From: Dynamic de novo heterochromatin assembly and disassembly at replication forks ensures fork stability
(a–f) ChromStretch analysis assessing: (a) Dynamics of H3K9me3 at replication sites at ongoing (UT) and stalled (HU) replication forks. Mean ± SD percentage of colocalization of H3K9me3 and EdU is shown as a bar plot. (n = 3 independent experiments). (b) Dynamics of H3K9me2 at replication sites upon replication stress. For experimental design see Fig. 2c. Quantification of H3K9me2 at EdU sites for the indicated conditions. (nUT= 132, nHU10 = 74, nHU20 = 140, nHU30 = 75, nHU60 = 86; **** = P ≤ 0.0001, ** = P ≤ 0.01, Kruskal-Wallis test followed by Dunn’s test). (c) Dynamics of H3K9me2 at replication sites after release from replication stress. For experimental design see Fig. 2d.
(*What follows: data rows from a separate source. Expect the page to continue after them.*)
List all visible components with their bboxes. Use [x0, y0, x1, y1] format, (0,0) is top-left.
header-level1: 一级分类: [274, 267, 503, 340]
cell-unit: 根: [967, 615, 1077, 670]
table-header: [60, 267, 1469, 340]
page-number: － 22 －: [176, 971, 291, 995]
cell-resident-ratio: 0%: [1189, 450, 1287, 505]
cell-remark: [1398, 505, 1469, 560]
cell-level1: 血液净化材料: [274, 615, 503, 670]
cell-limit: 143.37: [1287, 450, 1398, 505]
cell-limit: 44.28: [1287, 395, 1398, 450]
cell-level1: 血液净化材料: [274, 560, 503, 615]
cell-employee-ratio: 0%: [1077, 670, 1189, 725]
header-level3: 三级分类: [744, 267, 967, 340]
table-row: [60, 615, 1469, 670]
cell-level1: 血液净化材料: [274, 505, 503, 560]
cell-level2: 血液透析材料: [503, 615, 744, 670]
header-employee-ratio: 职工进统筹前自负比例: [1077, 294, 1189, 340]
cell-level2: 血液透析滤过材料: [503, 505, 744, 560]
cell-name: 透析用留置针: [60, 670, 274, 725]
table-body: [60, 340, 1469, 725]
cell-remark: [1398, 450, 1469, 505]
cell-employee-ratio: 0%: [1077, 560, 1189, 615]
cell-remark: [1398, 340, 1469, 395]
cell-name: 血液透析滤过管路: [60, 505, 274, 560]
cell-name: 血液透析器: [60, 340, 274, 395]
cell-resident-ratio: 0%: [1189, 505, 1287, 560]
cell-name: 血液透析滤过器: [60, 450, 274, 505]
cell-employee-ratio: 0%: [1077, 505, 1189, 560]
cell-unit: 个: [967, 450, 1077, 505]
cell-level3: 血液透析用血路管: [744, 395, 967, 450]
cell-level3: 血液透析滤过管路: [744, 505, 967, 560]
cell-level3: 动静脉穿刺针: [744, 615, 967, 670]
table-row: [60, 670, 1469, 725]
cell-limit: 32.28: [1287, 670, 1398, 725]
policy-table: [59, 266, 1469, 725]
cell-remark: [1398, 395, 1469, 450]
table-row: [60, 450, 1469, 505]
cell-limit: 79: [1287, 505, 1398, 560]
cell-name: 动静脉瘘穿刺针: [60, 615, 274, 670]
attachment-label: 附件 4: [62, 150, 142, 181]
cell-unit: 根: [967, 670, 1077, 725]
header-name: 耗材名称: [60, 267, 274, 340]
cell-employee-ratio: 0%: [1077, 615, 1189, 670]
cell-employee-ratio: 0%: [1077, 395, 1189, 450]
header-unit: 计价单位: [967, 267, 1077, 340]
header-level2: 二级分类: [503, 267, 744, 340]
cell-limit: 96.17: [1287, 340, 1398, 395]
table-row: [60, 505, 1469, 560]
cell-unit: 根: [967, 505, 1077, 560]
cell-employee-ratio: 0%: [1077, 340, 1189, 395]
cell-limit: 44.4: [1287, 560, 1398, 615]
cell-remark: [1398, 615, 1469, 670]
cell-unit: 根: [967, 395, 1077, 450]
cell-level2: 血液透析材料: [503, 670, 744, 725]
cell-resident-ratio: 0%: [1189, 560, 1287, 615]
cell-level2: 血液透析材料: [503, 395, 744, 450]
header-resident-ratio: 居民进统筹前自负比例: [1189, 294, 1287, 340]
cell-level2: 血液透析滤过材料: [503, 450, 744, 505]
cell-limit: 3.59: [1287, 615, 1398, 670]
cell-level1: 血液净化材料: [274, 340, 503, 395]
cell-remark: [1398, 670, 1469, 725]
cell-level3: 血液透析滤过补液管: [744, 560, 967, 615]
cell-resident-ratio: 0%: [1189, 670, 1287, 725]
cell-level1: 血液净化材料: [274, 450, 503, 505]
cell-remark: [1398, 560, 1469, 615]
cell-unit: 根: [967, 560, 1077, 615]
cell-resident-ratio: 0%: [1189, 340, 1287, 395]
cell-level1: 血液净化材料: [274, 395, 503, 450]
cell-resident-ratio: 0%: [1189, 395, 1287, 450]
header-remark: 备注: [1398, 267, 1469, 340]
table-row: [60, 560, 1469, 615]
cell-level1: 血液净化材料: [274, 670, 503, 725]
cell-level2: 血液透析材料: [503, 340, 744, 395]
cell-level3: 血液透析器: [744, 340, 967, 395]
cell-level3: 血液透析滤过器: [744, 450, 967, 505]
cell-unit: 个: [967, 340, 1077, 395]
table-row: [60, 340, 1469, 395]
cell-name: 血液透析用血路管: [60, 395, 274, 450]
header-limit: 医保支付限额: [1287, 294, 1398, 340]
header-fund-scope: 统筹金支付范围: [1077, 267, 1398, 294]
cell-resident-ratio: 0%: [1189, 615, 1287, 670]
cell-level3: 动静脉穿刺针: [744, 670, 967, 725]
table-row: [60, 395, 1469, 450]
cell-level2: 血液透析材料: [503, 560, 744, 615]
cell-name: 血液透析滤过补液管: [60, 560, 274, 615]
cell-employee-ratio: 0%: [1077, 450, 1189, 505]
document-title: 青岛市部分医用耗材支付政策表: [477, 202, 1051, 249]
Quantification of H3K9me2 at EdU sites for the indicated conditions. (nUT= 100, nHU = 92, nrel30 = 92, nrel60 = 93; **** = P ≤ 0.0001, Kruskal-Wallis test followed by Dunn’s test). (d–f) Dynamics of H3K9 PTM at replication sites in the presence (UNC0642-) or in the absence of G9a activity (UNC0642+) at ongoing (UT) and stalled (HU) replication forks. Bar plot of the mean of the percentages of H3K9me1 (d), H3K9me2 (e), H3K9me3 (f) colocalization with EdU. (n = 2 independent experiments). (g) Top: Schematic representation of the G9a isoform A. Exon1 was targeted using CRISPR/Cas9 to generate a G9a knock-out. UNC0642 binds G9a SET domain preventing G9a catalytic activity. Bottom: Immunoblot showing G9a levels in wild type cells (WT), wild type where G9a activity was inhibited with UNC0642 (WT + UNC0642) for 2hrs and a G9a knockout clone (G9a-/-). Tubulin is used as a loading control. (h) Top: Cell cycle profile of the indicated cells. Bottom: Mean percentage of cells in various phases of the cell cycle ± standard deviation from 3 independent experiments. (ns = non-significant, One-way ANOVA). (i) Immunoblot showing pCHK1 levels in wild type cells (WT), wild type where G9a activity was inhibited with UNC0642 (WT + UNC0642) and a G9a knock out clone (G9a-/-), in the presence or in the absence of replication stress. CHK1 is used as a loading control. This experiment was reproduced independently three times with similar results. Source numerical data and unprocessed blots are available in source data.